I finished out the week. By Thursday afternoon nine of my ten fingers were swollen twice their normal size. A result of catching baseballs; lots of baseballs, and the fact that when you hit a ball with a bat, if you don’t catch it just right, that bat will vibrate in your hands and make your fingers numb for an hour afterwards. I could not take half a step without wincing in pain due to sore thighs and calves. Then I thought about MLB players who do this, every day, for seven months out of the year. Who catch line drives in their shin bones and get up to finish the inning. I decided then and there that if someone pays them ten million dollars a year to perform, then well, they deserve it.
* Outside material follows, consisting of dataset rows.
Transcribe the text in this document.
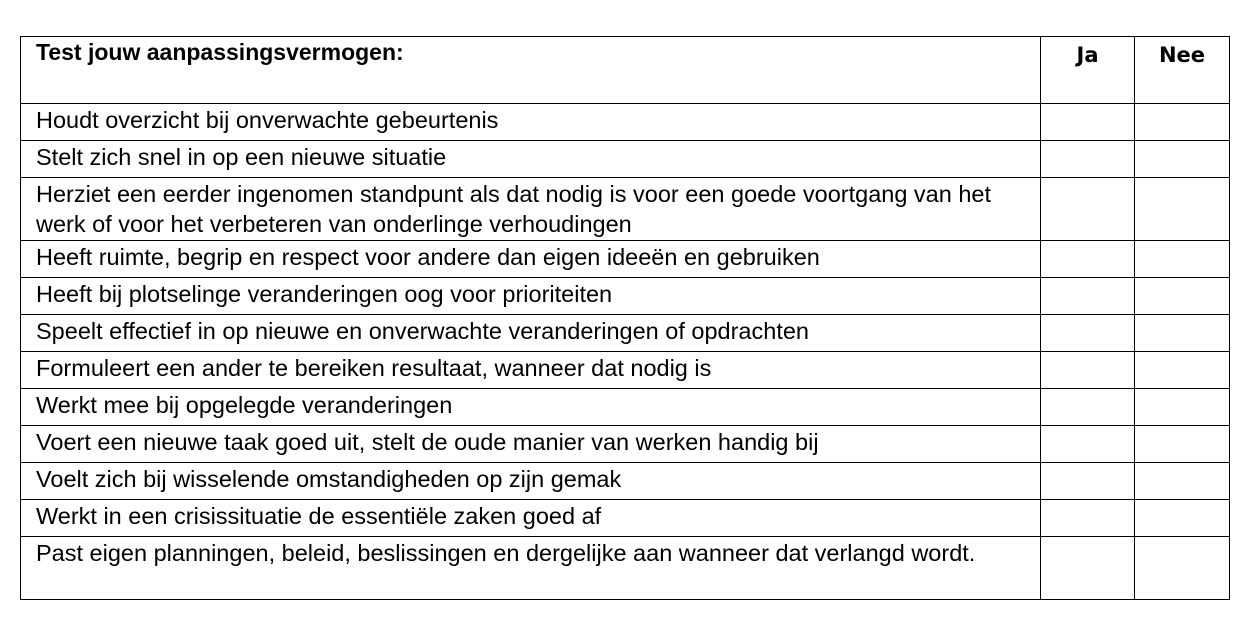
Test jouw aanpassingsvermogen:	Ja	Nee
Houdt overzicht bij onverwachte gebeurtenis		
Stelt zich snel in op een nieuwe situatie		
Herziet een eerder ingenomen standpunt als dat nodig is voor een goede voortgang van het werk of voor het verbeteren van onderlinge verhoudingen		
Heeft ruimte, begrip en respect voor andere dan eigen ideeën en gebruiken		
Heeft bij plotselinge veranderingen oog voor prioriteiten		
Speelt effectief in op nieuwe en onverwachte veranderingen of opdrachten		
Formuleert een ander te bereiken resultaat, wanneer dat nodig is		
Werkt mee bij opgelegde veranderingen		
Voert een nieuwe taak goed uit, stelt de oude manier van werken handig bij		
Voelt zich bij wisselende omstandigheden op zijn gemak		
Werkt in een crisissituatie de essentiële zaken goed af		
Past eigen planningen, beleid, beslissingen en dergelijke aan wanneer dat verlangd wordt.		
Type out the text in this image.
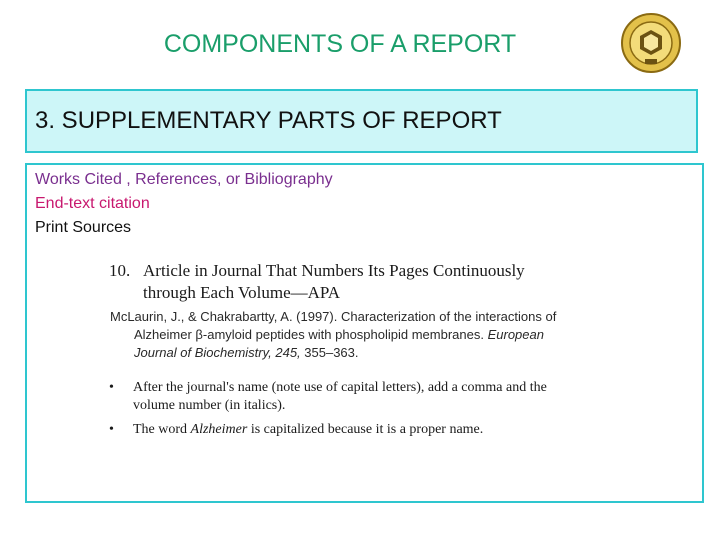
COMPONENTS OF A REPORT
3. SUPPLEMENTARY PARTS OF REPORT
Works Cited , References, or Bibliography
End-text citation
Print Sources
10. Article in Journal That Numbers Its Pages Continuously
through Each Volume—APA
McLaurin, J., & Chakrabartty, A. (1997). Characterization of the interactions of
Alzheimer β-amyloid peptides with phospholipid membranes. European
Journal of Biochemistry, 245, 355–363.
•	After the journal's name (note use of capital letters), add a comma and the
volume number (in italics).
•	The word Alzheimer is capitalized because it is a proper name.
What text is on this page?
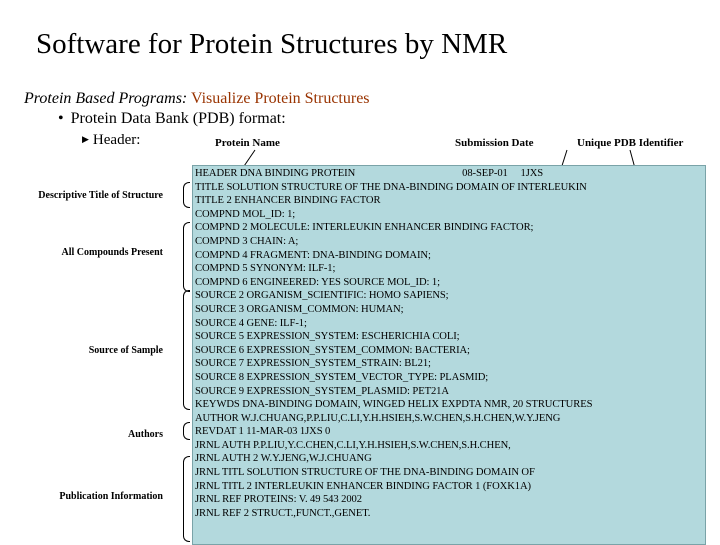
Software for Protein Structures by NMR
Protein Based Programs: Visualize Protein Structures
• Protein Data Bank (PDB) format:
▶ Header:	Protein Name	Submission Date	Unique PDB Identifier
Descriptive Title of Structure
All Compounds Present
Source of Sample
Authors
Publication Information
HEADER DNA BINDING PROTEIN                                          08-SEP-01     1JXS
TITLE SOLUTION STRUCTURE OF THE DNA-BINDING DOMAIN OF INTERLEUKIN
TITLE 2 ENHANCER BINDING FACTOR
COMPND MOL_ID: 1;
COMPND 2 MOLECULE: INTERLEUKIN ENHANCER BINDING FACTOR;
COMPND 3 CHAIN: A;
COMPND 4 FRAGMENT: DNA-BINDING DOMAIN;
COMPND 5 SYNONYM: ILF-1;
COMPND 6 ENGINEERED: YES SOURCE MOL_ID: 1;
SOURCE 2 ORGANISM_SCIENTIFIC: HOMO SAPIENS;
SOURCE 3 ORGANISM_COMMON: HUMAN;
SOURCE 4 GENE: ILF-1;
SOURCE 5 EXPRESSION_SYSTEM: ESCHERICHIA COLI;
SOURCE 6 EXPRESSION_SYSTEM_COMMON: BACTERIA;
SOURCE 7 EXPRESSION_SYSTEM_STRAIN: BL21;
SOURCE 8 EXPRESSION_SYSTEM_VECTOR_TYPE: PLASMID;
SOURCE 9 EXPRESSION_SYSTEM_PLASMID: PET21A
KEYWDS DNA-BINDING DOMAIN, WINGED HELIX EXPDTA NMR, 20 STRUCTURES
AUTHOR W.J.CHUANG,P.P.LIU,C.LI,Y.H.HSIEH,S.W.CHEN,S.H.CHEN,W.Y.JENG
REVDAT 1 11-MAR-03 1JXS 0
JRNL AUTH P.P.LIU,Y.C.CHEN,C.LI,Y.H.HSIEH,S.W.CHEN,S.H.CHEN,
JRNL AUTH 2 W.Y.JENG,W.J.CHUANG
JRNL TITL SOLUTION STRUCTURE OF THE DNA-BINDING DOMAIN OF
JRNL TITL 2 INTERLEUKIN ENHANCER BINDING FACTOR 1 (FOXK1A)
JRNL REF PROTEINS: V. 49 543 2002
JRNL REF 2 STRUCT.,FUNCT.,GENET.
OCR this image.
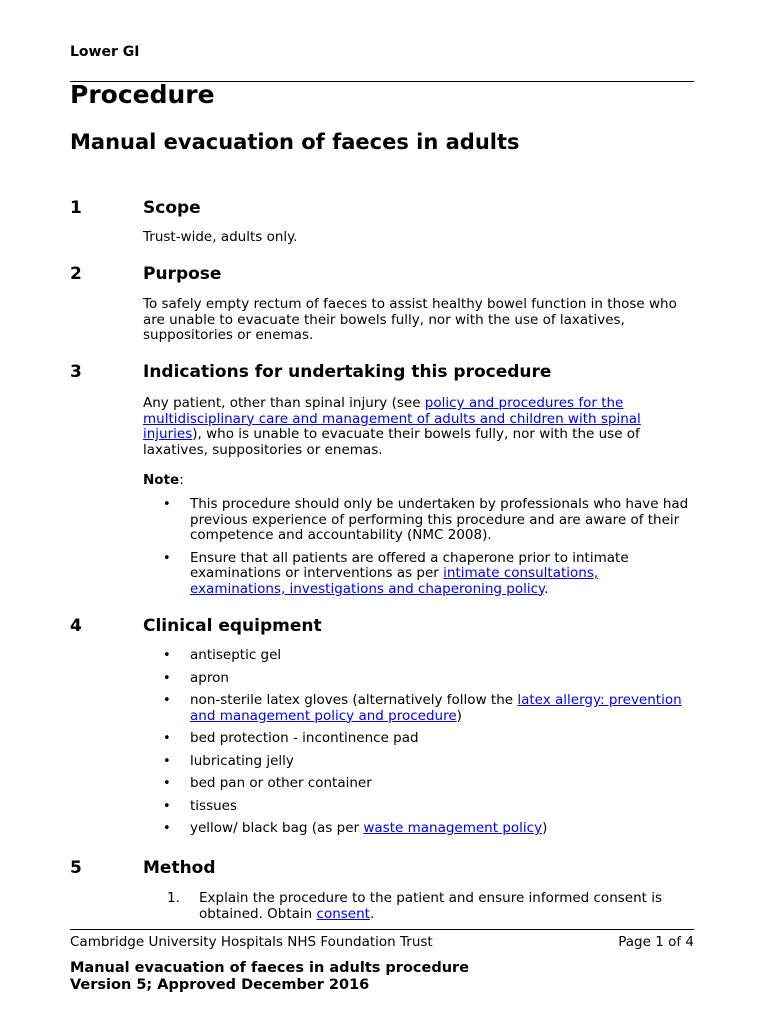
Lower GI
Procedure
Manual evacuation of faeces in adults
1	Scope
Trust-wide, adults only.
2	Purpose
To safely empty rectum of faeces to assist healthy bowel function in those who are unable to evacuate their bowels fully, nor with the use of laxatives, suppositories or enemas.
3	Indications for undertaking this procedure
Any patient, other than spinal injury (see policy and procedures for the multidisciplinary care and management of adults and children with spinal injuries), who is unable to evacuate their bowels fully, nor with the use of laxatives, suppositories or enemas.
Note:
• This procedure should only be undertaken by professionals who have had previous experience of performing this procedure and are aware of their competence and accountability (NMC 2008).
• Ensure that all patients are offered a chaperone prior to intimate examinations or interventions as per intimate consultations, examinations, investigations and chaperoning policy.
4	Clinical equipment
• antiseptic gel
• apron
• non-sterile latex gloves (alternatively follow the latex allergy: prevention and management policy and procedure)
• bed protection - incontinence pad
• lubricating jelly
• bed pan or other container
• tissues
• yellow/ black bag (as per waste management policy)
5	Method
1. Explain the procedure to the patient and ensure informed consent is obtained. Obtain consent.
Cambridge University Hospitals NHS Foundation Trust	Page 1 of 4
Manual evacuation of faeces in adults procedure
Version 5; Approved December 2016
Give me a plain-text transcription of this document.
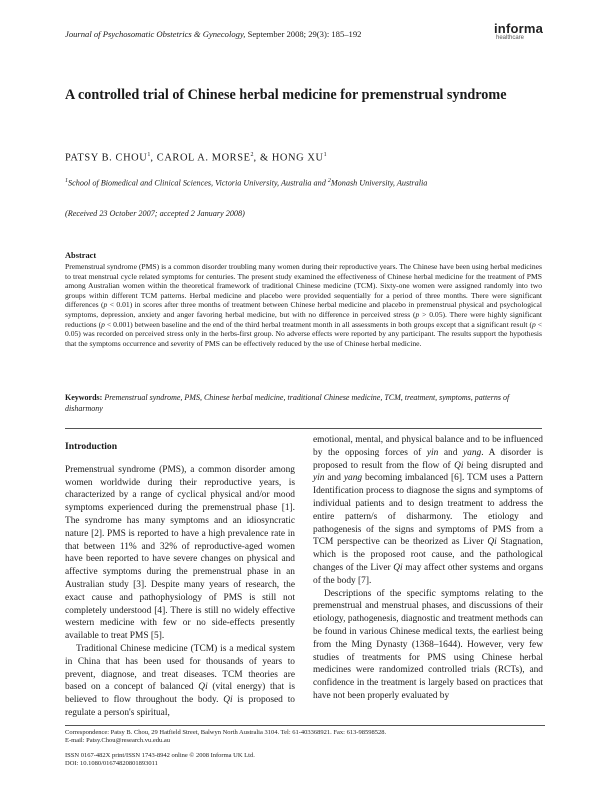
Journal of Psychosomatic Obstetrics & Gynecology, September 2008; 29(3): 185–192	informa
healthcare
A controlled trial of Chinese herbal medicine for premenstrual syndrome
PATSY B. CHOU$^1$, CAROL A. MORSE$^2$, & HONG $XU^1$
$^1$School of Biomedical and Clinical Sciences, Victoria University, Australia and $^2$Monash University, Australia
(Received 23 October 2007; accepted 2 January 2008)
Abstract
Premenstrual syndrome (PMS) is a common disorder troubling many women during their reproductive years. The Chinese have been using herbal medicines to treat menstrual cycle related symptoms for centuries. The present study examined the effectiveness of Chinese herbal medicine for the treatment of PMS among Australian women within the theoretical framework of traditional Chinese medicine (TCM). Sixty-one women were assigned randomly into two groups within different TCM patterns. Herbal medicine and placebo were provided sequentially for a period of three months. There were significant differences (p < 0.01) in scores after three months of treatment between Chinese herbal medicine and placebo in premenstrual physical and psychological symptoms, depression, anxiety and anger favoring herbal medicine, but with no difference in perceived stress (p > 0.05). There were highly significant reductions (p < 0.001) between baseline and the end of the third herbal treatment month in all assessments in both groups except that a significant result (p < 0.05) was recorded on perceived stress only in the herbs-first group. No adverse effects were reported by any participant. The results support the hypothesis that the symptoms occurrence and severity of PMS can be effectively reduced by the use of Chinese herbal medicine.
Keywords: Premenstrual syndrome, PMS, Chinese herbal medicine, traditional Chinese medicine, TCM, treatment, symptoms, patterns of disharmony

Introduction

Premenstrual syndrome (PMS), a common disorder among women worldwide during their reproductive years, is characterized by a range of cyclical physical and/or mood symptoms experienced during the premenstrual phase [1]. The syndrome has many symptoms and an idiosyncratic nature [2]. PMS is reported to have a high prevalence rate in that between 11% and 32% of reproductive-aged women have been reported to have severe changes on physical and affective symptoms during the premenstrual phase in an Australian study [3]. Despite many years of research, the exact cause and pathophysiology of PMS is still not completely understood [4]. There is still no widely effective western medicine with few or no side-effects presently available to treat PMS [5].

Traditional Chinese medicine (TCM) is a medical system in China that has been used for thousands of years to prevent, diagnose, and treat diseases. TCM theories are based on a concept of balanced Qi (vital energy) that is believed to flow throughout the body. Qi is proposed to regulate a person's spiritual,

emotional, mental, and physical balance and to be influenced by the opposing forces of yin and yang. A disorder is proposed to result from the flow of Qi being disrupted and yin and yang becoming imbalanced [6]. TCM uses a Pattern Identification process to diagnose the signs and symptoms of individual patients and to design treatment to address the entire pattern/s of disharmony. The etiology and pathogenesis of the signs and symptoms of PMS from a TCM perspective can be theorized as Liver Qi Stagnation, which is the proposed root cause, and the pathological changes of the Liver Qi may affect other systems and organs of the body [7].

Descriptions of the specific symptoms relating to the premenstrual and menstrual phases, and discussions of their etiology, pathogenesis, diagnostic and treatment methods can be found in various Chinese medical texts, the earliest being from the Ming Dynasty (1368–1644). However, very few studies of treatments for PMS using Chinese herbal medicines were randomized controlled trials (RCTs), and confidence in the treatment is largely based on practices that have not been properly evaluated by

Correspondence: Patsy B. Chou, 29 Hatfield Street, Balwyn North Australia 3104. Tel: 61-403368921. Fax: 613-98598528.
E-mail: Patsy.Chou@research.vu.edu.au
ISSN 0167-482X print/ISSN 1743-8942 online © 2008 Informa UK Ltd.
DOI: 10.1080/01674820801893011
Because I certainly can’t do it.
Ricardo Montalbán was right. Most of our fantasies are just that: dreams that are best left alone. I can guarantee you that they’ll never turn out the way you thought they would be. Best to base our dreams in our truest life: what we experience every day. Don’t reach for the stars. Just touch someone you love.
Still one of my favorite stories. I still remember you calling me each night to tell me about your latest BB “thrill/trauma”
So true. For some unknown reason this story reminds me of Tom and Jerry. They had wishes and dreams that ended in disgrace. I think Trump who wishes to command the world and become the greatest player of all will end with a total knock out and will see lots of birds around his head, not precisely in heaven.
Great story and had a good laugh.
We all need dreams, if only. Like you, sometimes we are able to find out that we just are not cut out for that dream but we can have a lot of fun trying. I think we probably wind up just where we should be. Fun story.